Ingredients:
- 1 cup (240 ml) whole milk
- 1 cup (240 ml) heavy cream
- 3/4 cup (150 g) granulated sugar
- 4 large egg yolks
- 2 tablespoons matcha powder (ceremonial grade for best flavor)
- A pinch of sea salt
Instructions:
- In a small bowl, whisk matcha powder with a couple of tablespoons of hot water to create a smooth paste.
- In a medium saucepan, combine the milk and heavy cream. Heat over medium heat until steaming but not boiling.
- In a separate bowl, whisk together the sugar, salt, and egg yolks until pale and slightly thickened.
- Gradually pour the hot milk mixture into the egg yolks, whisking constantly to avoid scrambling the eggs.

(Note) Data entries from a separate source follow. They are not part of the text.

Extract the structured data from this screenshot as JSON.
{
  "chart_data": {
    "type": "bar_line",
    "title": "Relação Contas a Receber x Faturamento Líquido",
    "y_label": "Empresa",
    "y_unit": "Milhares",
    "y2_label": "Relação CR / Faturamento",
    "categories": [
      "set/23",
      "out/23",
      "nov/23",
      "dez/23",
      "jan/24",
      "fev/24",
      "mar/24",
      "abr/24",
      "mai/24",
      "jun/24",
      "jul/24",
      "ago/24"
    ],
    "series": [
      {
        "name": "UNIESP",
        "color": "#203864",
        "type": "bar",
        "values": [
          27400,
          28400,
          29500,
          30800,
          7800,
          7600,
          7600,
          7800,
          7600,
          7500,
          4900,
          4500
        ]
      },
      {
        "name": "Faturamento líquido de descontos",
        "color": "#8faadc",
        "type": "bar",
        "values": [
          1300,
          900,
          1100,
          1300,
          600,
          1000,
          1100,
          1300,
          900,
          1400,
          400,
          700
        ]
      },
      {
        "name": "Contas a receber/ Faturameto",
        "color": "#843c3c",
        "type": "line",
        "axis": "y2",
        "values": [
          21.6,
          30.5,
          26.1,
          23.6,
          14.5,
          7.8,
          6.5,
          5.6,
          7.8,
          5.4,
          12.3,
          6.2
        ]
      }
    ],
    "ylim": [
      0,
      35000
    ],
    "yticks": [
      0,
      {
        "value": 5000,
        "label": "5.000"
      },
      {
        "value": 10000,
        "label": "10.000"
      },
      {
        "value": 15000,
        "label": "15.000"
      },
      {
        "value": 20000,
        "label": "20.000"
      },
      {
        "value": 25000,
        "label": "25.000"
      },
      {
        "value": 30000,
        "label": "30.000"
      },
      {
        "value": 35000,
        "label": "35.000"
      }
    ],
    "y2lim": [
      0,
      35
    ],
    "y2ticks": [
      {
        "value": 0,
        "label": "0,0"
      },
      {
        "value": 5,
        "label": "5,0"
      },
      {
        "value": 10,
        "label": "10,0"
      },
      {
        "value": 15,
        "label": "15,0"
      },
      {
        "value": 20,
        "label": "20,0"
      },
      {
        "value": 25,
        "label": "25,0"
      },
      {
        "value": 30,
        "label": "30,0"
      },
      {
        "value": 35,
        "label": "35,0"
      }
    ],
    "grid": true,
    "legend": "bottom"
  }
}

- Return the mixture to the saucepan and cook over low heat, stirring continuously until it thickens and coats the back of a spoon (about 8-10 minutes).
- Remove from heat and stir in the prepared matcha. Strain the mixture through a fine mesh strainer into a bowl to remove any clumps.
- Cover the bowl with plastic wrap and chill in the refrigerator for at least 30 minutes or until cold.
- Pour the chilled mixture into an ice cream maker and churn according to the manufacturer’s instructions.
- Transfer the ice cream to an airtight container and freeze for at least 4 hours before serving.